Phase‐Changeable Dynamic Conformal Electrode/electrolyte Interlayer enabling Pressure‐Independent Solid‐State Lithium Metal Batteries

Abstract

AbstractLithium‐metal‐based solid‐state batteries (Li‐SSBs) are one of the most promising energy storage devices due to their high energy densities. However, under insufficient pressure constraints (<MPa‐level), Li‐SSBs usually exhibit poor electrochemical performances owing to the continuous interfacial degradation between the solid‐state electrolyte (SSE) and electrodes. Herein, a phase‐changeable interlayer is developed to construct the self‐adhesive and dynamic conformal electrode/SSE contact in Li‐SSBs.
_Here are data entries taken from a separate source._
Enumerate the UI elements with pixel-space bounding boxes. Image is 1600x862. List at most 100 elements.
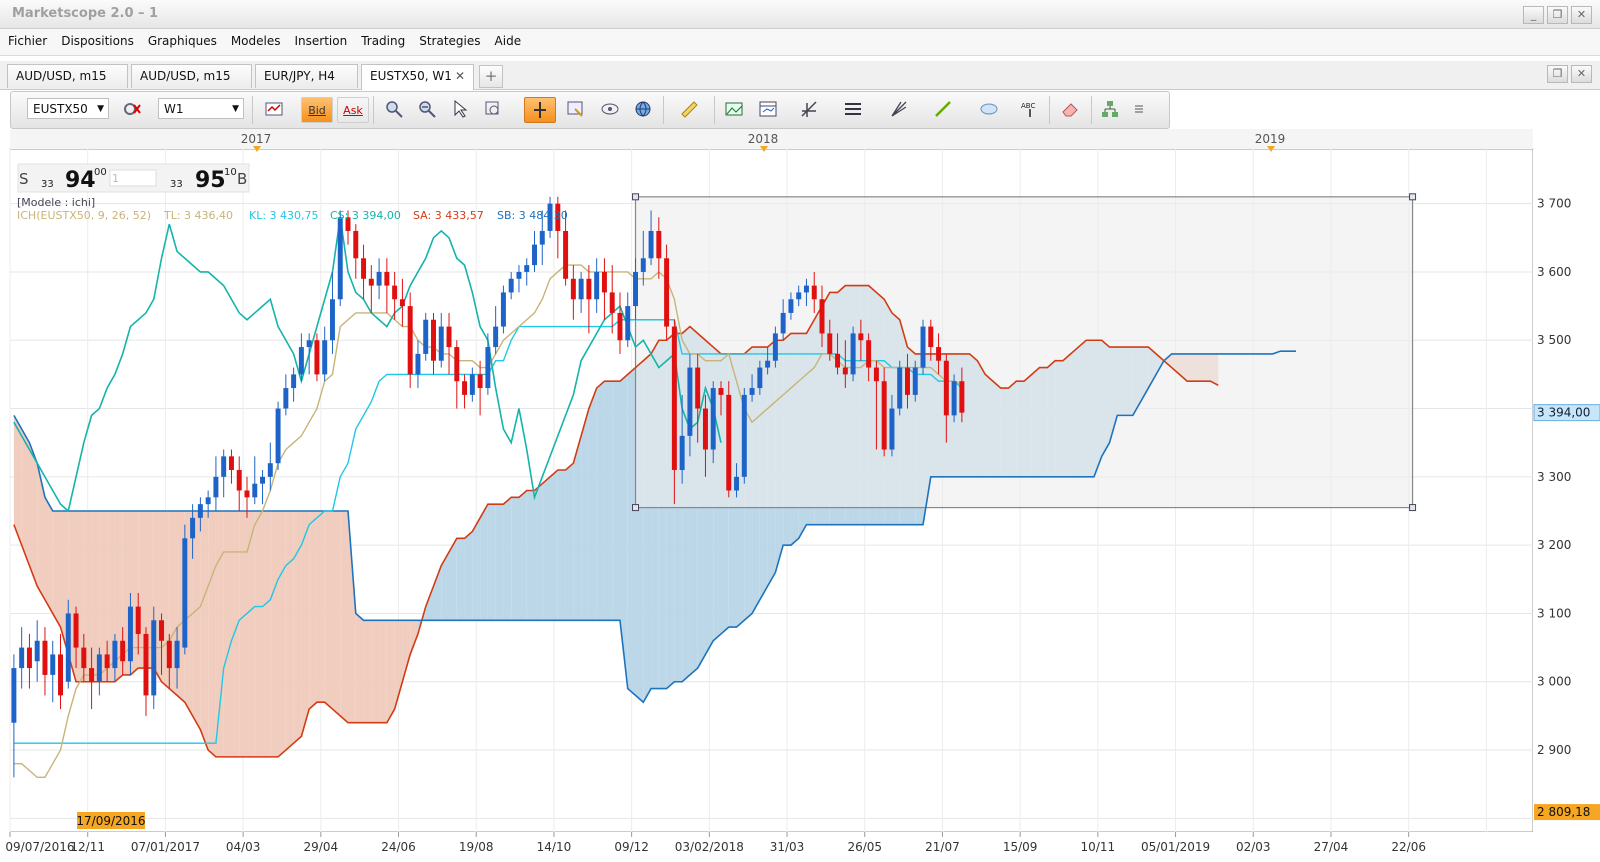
year-label: 2018 — [748, 132, 779, 146]
tab-audusd-m15-1[interactable]: AUD/USD, m15 — [7, 64, 128, 88]
candle-body — [904, 367, 910, 395]
date-label: 26/05 — [847, 840, 882, 854]
ruler-icon[interactable] — [669, 97, 709, 121]
symbol-value: EUSTX50 — [33, 102, 88, 116]
date-label: 12/11 — [70, 840, 105, 854]
cloud-segment — [254, 510, 263, 757]
candle-body — [26, 647, 32, 669]
properties-icon[interactable] — [560, 97, 590, 121]
zoom-area-icon[interactable] — [478, 97, 508, 121]
fan-icon[interactable] — [879, 97, 919, 121]
candle-body — [190, 517, 196, 539]
candle-body — [392, 285, 398, 300]
tab-close-icon[interactable]: ✕ — [455, 65, 465, 88]
ellipse-icon[interactable] — [969, 97, 1009, 121]
candle-body — [291, 374, 297, 389]
candle-body — [780, 312, 786, 334]
candle-body — [640, 258, 646, 272]
candle-body — [889, 408, 895, 450]
candle-body — [803, 285, 809, 293]
hlines-icon[interactable] — [833, 97, 873, 121]
menu-graphiques[interactable]: Graphiques — [140, 29, 223, 48]
cloud-segment — [456, 538, 465, 621]
buy-price-big[interactable]: 95 — [195, 168, 226, 193]
menu-insertion[interactable]: Insertion — [287, 29, 354, 48]
cloud-segment — [262, 510, 271, 757]
add-tab-button[interactable]: + — [479, 65, 503, 88]
globe-icon[interactable] — [628, 97, 658, 121]
tab-eurjpy-h4[interactable]: EUR/JPY, H4 — [255, 64, 358, 88]
minimize-button[interactable]: _ — [1523, 6, 1544, 24]
date-label: 22/06 — [1391, 840, 1426, 854]
candle-body — [633, 271, 639, 307]
menu-fichier[interactable]: Fichier — [0, 29, 53, 48]
date-label: 15/09 — [1003, 840, 1038, 854]
candle-body — [912, 367, 918, 395]
more-icon[interactable] — [1129, 97, 1149, 121]
sell-price-small: 33 — [41, 179, 54, 190]
tab-label: EUR/JPY, H4 — [264, 69, 335, 83]
cloud-segment — [363, 620, 372, 723]
restore-button[interactable]: ❐ — [1547, 6, 1568, 24]
trendline-icon[interactable] — [923, 97, 963, 121]
menu-trading[interactable]: Trading — [353, 29, 411, 48]
chart-close-button[interactable]: ✕ — [1571, 65, 1592, 83]
menu-dispositions[interactable]: Dispositions — [53, 29, 140, 48]
model-label: [Modele : ichi] — [17, 196, 95, 209]
candle-body — [368, 278, 374, 286]
candle-body — [920, 326, 926, 368]
candle-body — [765, 360, 771, 368]
template-icon[interactable] — [753, 97, 783, 121]
selection-rectangle[interactable] — [634, 196, 1414, 509]
candle-body — [594, 271, 600, 300]
candle-body — [679, 435, 685, 471]
candle-body — [244, 490, 250, 498]
zoom-in-icon[interactable] — [379, 97, 409, 121]
sell-label[interactable]: S — [19, 170, 29, 188]
tab-eustx50-w1[interactable]: EUSTX50, W1 ✕ — [361, 64, 474, 90]
tab-label: EUSTX50, W1 — [370, 69, 452, 83]
sell-price-big[interactable]: 94 — [65, 168, 96, 193]
cloud-segment — [472, 517, 481, 621]
menu-strategies[interactable]: Strategies — [411, 29, 486, 48]
symbol-select[interactable]: EUSTX50 ▼ — [27, 98, 109, 119]
menu-aide[interactable]: Aide — [487, 29, 528, 48]
candle-body — [337, 217, 343, 300]
zoom-out-icon[interactable] — [412, 97, 442, 121]
text-icon[interactable]: ABC — [1015, 97, 1045, 121]
cloud-segment — [604, 381, 613, 621]
cursor-icon[interactable] — [445, 97, 475, 121]
candle-body — [58, 654, 63, 696]
candles-icon[interactable] — [257, 97, 291, 121]
eraser-icon[interactable] — [1053, 97, 1087, 121]
candle-body — [928, 326, 934, 348]
cloud-segment — [573, 435, 582, 621]
cloud-segment — [21, 429, 30, 566]
chart-area[interactable]: 2017 2018 2019 3 700 3 600 3 500 3 300 3… — [0, 129, 1600, 859]
candle-body — [757, 367, 763, 389]
buy-label[interactable]: B — [237, 170, 247, 188]
date-label: 27/04 — [1314, 840, 1349, 854]
timeframe-select[interactable]: W1 ▼ — [158, 98, 244, 119]
price-chart-svg[interactable]: 2017 2018 2019 3 700 3 600 3 500 3 300 3… — [0, 129, 1600, 859]
menu-modeles[interactable]: Modeles — [223, 29, 287, 48]
fibonacci-icon[interactable] — [789, 97, 829, 121]
ask-button[interactable]: Ask — [337, 97, 369, 123]
tab-audusd-m15-2[interactable]: AUD/USD, m15 — [131, 64, 252, 88]
candle-body — [19, 647, 25, 669]
candle-body — [306, 340, 312, 348]
date-label: 03/02/2018 — [675, 840, 744, 854]
date-label: 09/07/2016 — [5, 840, 74, 854]
crosshair-icon[interactable] — [524, 97, 556, 123]
close-button[interactable]: ✕ — [1571, 6, 1592, 24]
image-icon[interactable] — [719, 97, 749, 121]
indicator-icon[interactable] — [117, 97, 147, 121]
eye-icon[interactable] — [595, 97, 625, 121]
network-icon[interactable] — [1095, 97, 1125, 121]
chart-restore-button[interactable]: ❐ — [1547, 65, 1568, 83]
cloud-segment — [231, 510, 240, 757]
bid-button[interactable]: Bid — [301, 97, 333, 123]
candle-body — [586, 278, 592, 300]
price-tick: 3 000 — [1537, 675, 1571, 689]
cs-value: CS: 3 394,00 — [330, 209, 401, 222]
The strong adhesive and cohesive strengths of the phase‐changeable interlayer enable Li‐SSBs to resist up to 250 N pulling force (=1.9 MPa), affording Li‐SSBs ideal interfacial integrality even without extra stack pressure. Remarkably, this interlayer exhibits a high ionic conductivity of 1.3 × 10−3 S cm−1, attributed to the shortened steric solvation hindrance and optimized Li+ coordination structure. Furthermore, the changeable phase property of the interlayer endows Li‐SSBs with a healable Li/SSE interface, accommodating the stress–strain evolution of the lithium metal and constructing the dynamic conformal interface. Consequently, the contact impedance of the modified solid symmetric cell exhibits a pressure‐independent manner and does not increase over 700 h (0.2 MPa). The LiFePO4 pouch cell with the phase‐changeable interlayer shows 85% capacity retention after 400 cycles at a low pressure of 0.1 MPa.